Agilité et innovation, du mythe à la réalité (1/3)
Cette série d’articles a pour but d’apporter un éclairage sur le lien à fois évident et complexe qui unit l’Agilité et l’innovation, et de proposer des pistes de structuration. Bien que ces deux univers soient très souvent associés dans l’imaginaire commun, leur application combinée s’avère rarissime. Pourquoi ce paradoxe ?
Dans l’inconscient collectif, l’Agile est un terreau idéal pour l’innovation. Mais dans les faits, si l’un des objectifs de votre transformation Agile est d’améliorer votre capacité à innover, sachez que le chemin n’est pas totalement balisé car la littérature est bien timide sur le sujet : les équipes souhaitant allier ces deux mondes se trouvent souvent confrontées à des problèmes de structuration ou d’adhésion, qui peuvent mener à l’échec et la démotivation. Pourtant, l’innovation est un levier significatif de performance et de rentabilité pour les entreprises. Alors, comment concilier Agile et innovation ?
Au travers d’une trilogie d’articles, Mews Partners se propose d’analyser ce paradoxe qui lie l’innovation et l’Agilité et d’y apporter des convictions et solutions concrètes, sur la base de retours d’expériences terrain.
Tout au long de ces articles, nous prendrons le parti d’utiliser Scrum et SAFe © en références, puisque placés en leaders des méthodes Agiles les plus utilisées à travers le monde (cf. State of Agile report 2021). Tous les concepts et convictions présentés ci-après sont transposables à toutes les équipes Agiles, quelle que soit leur taille et la méthode utilisée.
De la philosophie Agile à l’innovation
L’Agilité connait un formidable essor. Et bien plus qu’une mode, elle convainc.

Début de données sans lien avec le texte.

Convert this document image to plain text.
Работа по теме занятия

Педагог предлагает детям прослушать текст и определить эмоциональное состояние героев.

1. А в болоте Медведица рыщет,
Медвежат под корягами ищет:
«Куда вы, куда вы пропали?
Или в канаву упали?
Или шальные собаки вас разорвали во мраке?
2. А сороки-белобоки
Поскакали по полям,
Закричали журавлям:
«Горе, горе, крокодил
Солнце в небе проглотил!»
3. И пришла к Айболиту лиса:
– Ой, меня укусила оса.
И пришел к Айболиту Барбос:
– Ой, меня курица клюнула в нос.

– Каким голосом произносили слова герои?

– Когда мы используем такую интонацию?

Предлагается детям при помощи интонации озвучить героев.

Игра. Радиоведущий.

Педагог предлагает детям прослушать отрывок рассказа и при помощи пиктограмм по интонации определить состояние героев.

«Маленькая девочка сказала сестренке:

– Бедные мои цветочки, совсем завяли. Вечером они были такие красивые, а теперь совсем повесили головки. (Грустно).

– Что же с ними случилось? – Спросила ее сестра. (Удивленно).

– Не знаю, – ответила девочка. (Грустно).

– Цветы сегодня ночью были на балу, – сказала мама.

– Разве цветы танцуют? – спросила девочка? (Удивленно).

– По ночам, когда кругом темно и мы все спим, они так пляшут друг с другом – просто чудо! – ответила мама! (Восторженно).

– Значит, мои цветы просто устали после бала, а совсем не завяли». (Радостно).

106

Historiquement réservée à l’informatique, elle est aujourd’hui largement appliquée dans l’industrie et s’étend au secteur des services. Le nombre de praticiens et spécialistes augmente donc proportionnellement à cette expansion, et les méthodes s’enrichissent de la diversité des pratiques et applications. Les raisons de cette transformation sont multiples et variées : de la capacité à gérer les changements de priorités à l’accélération de mise sur le marché (time to market), en passant par la capacité à innover. Sur le papier, l’Agile semble être un outil adapté à chacune de ces ambitions et notamment celle de l’innovation avec laquelle elle partage de nombreux points communs : travailler avec et pour le client et ses besoins, accepter d’évoluer dans l’incertitude, utiliser des prototypes pour tester la viabilité sur le marché d’un produit aux fonctionnalités minimales…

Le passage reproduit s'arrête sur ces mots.